“Internet atau online communication menjadi isu yang belum selesai. Media online pun berbeda dengan media konvensional, kehadiran media online menjadi sesuatu yang positif bagi perkembangan teknologi informasi dan komunikasi. Perkembangan teknologi komunikasi ini tentu mempunyai peran penting termasuk dalam Corporate Brand dan Personal Brand. Personal branding adalah kunci untuk membangun dan mengembangkan jutaan professional, sedangkan corporate branding merupakan penerapan penggunaan nama perusahaan sebagai merek produk, dan nama perusahaan digunakan sebagai penjamin kualitas produk atau jasa yang diberikan oleh organisasi atau perusahaan. Webinar ini akan membahas lebih dalam mengenai Strategi Penyelarasan Brand dan Personal Brand” Hal tersebut disampaikan oleh Dr. Yanuar Luqman, S.Sos., M.Si., Ketua Prodi Magister Ilmu Komunikasi Fakultas Ilmu Sosial dan Ilmu Politik Universitas Diponegoro dalam sambutannya pada acara Webinar Nasional Online Reputation Management: Strategi Penyelarasan Brand dan Personal Brand (16/3).

Hadir sebagai narasumber Dr.
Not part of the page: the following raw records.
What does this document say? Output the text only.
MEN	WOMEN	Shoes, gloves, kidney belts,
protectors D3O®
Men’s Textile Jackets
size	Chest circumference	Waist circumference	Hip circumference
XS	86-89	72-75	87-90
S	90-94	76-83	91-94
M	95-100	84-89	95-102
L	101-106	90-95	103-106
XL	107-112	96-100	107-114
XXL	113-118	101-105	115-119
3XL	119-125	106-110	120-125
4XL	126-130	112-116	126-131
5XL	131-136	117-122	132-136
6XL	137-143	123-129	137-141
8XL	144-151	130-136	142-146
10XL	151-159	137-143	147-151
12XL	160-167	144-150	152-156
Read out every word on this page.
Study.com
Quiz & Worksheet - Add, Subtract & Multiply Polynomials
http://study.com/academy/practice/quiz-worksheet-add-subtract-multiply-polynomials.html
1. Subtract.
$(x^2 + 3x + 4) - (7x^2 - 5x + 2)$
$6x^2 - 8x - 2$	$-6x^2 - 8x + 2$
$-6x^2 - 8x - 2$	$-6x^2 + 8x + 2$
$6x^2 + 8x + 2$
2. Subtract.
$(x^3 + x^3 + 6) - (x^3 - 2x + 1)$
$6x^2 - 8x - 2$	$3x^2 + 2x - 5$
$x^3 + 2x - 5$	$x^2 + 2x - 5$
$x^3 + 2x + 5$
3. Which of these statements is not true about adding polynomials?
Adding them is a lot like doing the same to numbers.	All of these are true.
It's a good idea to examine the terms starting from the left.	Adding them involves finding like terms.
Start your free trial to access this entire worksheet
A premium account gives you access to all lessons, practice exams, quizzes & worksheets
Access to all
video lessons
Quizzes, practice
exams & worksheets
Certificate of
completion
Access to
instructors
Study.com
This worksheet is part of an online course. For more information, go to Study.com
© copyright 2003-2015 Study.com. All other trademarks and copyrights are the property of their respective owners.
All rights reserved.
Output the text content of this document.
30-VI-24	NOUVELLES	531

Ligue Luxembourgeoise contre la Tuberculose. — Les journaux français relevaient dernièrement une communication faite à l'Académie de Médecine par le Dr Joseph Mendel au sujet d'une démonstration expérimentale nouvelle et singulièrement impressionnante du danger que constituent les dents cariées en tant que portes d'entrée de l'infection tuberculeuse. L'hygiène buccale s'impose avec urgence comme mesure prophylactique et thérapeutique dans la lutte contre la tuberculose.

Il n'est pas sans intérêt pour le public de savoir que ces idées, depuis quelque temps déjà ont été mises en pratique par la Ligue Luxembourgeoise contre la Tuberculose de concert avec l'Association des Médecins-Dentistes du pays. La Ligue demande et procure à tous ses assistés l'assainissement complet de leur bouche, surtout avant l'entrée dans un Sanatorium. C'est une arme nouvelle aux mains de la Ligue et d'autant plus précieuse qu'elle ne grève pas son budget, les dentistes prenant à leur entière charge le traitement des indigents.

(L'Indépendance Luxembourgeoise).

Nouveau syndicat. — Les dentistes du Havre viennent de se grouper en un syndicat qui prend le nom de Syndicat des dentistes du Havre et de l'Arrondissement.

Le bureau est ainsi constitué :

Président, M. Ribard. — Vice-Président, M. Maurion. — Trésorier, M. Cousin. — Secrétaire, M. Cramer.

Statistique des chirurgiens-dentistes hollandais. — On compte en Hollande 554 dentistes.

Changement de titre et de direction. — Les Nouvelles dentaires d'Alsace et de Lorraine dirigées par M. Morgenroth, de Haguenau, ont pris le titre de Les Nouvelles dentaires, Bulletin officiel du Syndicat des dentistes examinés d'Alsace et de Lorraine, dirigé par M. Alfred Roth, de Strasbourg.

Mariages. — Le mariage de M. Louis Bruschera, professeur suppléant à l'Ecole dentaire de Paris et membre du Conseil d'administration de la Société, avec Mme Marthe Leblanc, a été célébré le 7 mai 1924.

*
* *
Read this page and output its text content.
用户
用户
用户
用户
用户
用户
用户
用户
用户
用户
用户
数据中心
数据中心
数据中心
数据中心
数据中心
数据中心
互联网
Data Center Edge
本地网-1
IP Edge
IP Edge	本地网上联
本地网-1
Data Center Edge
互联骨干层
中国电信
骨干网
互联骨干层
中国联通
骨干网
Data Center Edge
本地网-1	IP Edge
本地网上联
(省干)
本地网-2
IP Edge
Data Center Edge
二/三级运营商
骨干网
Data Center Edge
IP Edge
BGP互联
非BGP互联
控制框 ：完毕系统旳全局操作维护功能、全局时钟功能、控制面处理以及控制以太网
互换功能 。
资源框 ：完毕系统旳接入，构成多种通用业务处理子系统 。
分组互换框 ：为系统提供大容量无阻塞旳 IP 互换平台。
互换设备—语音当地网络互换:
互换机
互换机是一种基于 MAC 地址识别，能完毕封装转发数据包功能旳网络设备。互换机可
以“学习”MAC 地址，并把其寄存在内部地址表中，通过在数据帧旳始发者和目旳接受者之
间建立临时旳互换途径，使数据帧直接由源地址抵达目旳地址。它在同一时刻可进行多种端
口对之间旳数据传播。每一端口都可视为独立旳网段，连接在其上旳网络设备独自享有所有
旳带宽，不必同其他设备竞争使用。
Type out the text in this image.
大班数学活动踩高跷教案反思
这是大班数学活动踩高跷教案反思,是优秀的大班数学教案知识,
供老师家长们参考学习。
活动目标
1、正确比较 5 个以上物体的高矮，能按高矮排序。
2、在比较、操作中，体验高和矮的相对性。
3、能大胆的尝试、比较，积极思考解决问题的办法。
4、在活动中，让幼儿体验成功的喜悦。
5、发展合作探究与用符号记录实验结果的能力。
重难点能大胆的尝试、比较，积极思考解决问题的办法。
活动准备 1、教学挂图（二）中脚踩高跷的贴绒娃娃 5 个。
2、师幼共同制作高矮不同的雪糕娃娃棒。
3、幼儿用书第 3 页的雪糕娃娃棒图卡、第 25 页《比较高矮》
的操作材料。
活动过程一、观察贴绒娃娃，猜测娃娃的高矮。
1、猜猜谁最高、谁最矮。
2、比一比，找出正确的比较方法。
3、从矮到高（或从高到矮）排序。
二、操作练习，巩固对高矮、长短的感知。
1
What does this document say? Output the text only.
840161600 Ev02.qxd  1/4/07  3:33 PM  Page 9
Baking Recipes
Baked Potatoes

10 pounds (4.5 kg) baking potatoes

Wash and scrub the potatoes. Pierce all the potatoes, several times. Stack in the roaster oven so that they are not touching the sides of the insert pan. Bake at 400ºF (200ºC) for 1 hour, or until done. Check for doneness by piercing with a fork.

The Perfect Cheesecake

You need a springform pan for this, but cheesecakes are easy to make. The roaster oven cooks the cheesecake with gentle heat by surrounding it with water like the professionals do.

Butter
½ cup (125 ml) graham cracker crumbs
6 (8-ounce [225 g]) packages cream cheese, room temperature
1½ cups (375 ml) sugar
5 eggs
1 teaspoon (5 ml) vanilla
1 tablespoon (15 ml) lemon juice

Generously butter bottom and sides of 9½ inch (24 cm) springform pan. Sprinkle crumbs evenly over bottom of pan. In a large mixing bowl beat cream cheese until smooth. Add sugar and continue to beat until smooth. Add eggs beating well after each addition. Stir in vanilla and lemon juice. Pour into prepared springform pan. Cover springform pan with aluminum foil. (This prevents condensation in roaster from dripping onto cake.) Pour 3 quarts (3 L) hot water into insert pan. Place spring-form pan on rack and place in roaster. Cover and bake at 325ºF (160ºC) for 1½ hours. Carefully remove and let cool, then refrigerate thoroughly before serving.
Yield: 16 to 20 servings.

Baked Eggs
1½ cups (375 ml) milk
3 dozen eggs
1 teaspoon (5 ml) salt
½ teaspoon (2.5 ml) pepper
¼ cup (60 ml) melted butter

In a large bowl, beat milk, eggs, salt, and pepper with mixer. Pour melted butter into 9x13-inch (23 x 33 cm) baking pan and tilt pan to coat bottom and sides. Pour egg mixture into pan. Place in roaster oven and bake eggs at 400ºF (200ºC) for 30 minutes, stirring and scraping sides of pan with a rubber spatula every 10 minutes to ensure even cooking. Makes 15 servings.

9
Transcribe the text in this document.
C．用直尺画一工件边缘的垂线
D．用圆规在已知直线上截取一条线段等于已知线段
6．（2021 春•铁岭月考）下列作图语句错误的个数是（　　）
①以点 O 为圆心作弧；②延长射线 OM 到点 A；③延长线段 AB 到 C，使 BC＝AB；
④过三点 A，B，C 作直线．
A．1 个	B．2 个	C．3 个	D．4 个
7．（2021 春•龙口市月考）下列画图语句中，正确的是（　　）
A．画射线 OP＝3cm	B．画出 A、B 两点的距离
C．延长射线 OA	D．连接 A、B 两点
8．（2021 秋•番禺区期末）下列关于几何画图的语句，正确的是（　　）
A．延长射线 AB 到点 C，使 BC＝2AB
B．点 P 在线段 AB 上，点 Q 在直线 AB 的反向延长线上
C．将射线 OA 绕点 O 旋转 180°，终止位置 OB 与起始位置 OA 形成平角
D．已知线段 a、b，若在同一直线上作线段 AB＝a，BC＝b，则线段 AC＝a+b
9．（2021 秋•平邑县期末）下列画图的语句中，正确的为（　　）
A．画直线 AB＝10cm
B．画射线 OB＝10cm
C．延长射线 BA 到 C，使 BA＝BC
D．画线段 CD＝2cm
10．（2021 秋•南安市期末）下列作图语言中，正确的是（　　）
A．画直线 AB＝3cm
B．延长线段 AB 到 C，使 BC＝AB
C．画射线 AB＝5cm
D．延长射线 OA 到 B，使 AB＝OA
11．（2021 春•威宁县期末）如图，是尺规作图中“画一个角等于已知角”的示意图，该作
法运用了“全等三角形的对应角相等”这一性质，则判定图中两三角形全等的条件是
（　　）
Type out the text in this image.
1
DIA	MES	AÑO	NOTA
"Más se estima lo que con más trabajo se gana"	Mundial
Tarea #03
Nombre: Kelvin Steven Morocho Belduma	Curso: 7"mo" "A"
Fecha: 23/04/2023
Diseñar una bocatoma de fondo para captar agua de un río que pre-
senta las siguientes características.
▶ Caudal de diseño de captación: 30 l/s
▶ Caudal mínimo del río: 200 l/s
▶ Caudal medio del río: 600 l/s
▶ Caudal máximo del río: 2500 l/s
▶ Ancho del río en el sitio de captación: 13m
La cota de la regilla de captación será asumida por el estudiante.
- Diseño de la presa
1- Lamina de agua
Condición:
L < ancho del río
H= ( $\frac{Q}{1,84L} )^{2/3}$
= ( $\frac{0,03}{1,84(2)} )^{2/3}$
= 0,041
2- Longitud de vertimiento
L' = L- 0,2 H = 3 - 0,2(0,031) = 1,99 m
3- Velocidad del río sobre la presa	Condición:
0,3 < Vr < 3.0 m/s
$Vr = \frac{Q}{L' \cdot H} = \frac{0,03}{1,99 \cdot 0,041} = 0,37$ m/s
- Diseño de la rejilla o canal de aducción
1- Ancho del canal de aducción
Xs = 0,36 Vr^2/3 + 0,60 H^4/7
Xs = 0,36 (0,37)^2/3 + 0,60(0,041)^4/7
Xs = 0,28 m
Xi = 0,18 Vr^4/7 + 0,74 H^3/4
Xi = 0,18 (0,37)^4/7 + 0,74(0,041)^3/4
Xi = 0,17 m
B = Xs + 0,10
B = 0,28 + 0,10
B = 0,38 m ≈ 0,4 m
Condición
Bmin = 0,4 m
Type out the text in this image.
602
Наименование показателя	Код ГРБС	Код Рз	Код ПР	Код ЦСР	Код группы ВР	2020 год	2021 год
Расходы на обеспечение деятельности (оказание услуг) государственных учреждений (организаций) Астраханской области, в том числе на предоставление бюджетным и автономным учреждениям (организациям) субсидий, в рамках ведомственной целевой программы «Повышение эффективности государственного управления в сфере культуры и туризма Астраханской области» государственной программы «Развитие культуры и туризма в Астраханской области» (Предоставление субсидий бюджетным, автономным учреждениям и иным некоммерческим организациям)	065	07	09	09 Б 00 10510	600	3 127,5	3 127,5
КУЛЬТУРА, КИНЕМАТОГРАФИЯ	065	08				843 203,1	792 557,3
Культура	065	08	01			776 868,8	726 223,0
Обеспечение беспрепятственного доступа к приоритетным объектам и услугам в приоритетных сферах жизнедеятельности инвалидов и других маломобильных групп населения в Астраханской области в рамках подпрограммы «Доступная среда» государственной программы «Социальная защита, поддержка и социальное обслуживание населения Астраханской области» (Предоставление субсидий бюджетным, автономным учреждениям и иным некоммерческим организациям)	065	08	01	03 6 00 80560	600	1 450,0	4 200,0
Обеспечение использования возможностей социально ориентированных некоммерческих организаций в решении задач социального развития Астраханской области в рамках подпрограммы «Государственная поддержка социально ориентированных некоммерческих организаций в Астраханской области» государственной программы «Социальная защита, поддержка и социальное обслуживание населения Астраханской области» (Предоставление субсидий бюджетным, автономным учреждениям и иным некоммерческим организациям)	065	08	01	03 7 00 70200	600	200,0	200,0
Hifni Alifahmi, M.Si., IAPR (Pemerhati Komunikasi Korporat Public Relations, Komunikasi Pemasaran, Dosen/Ketua Program Studi Magister Ilmu Komunikasi Universitas Sahid Jakarta). Ia menuturkan sebuah merek atau brand merupakan persepsi yang berasal dari pengalaman atau informasi suatu produk karena itu mereklah yang membedakan suatu produk dengan yang lain. Sedangkan branding adalah proses penciptaan citra merek (brand image) yang mampu mengikat atau menyentuh hati (hearts) dan alam pikiran (minds) para pelanggan, dan itu pertanda sudah waktunya perlu rebranding.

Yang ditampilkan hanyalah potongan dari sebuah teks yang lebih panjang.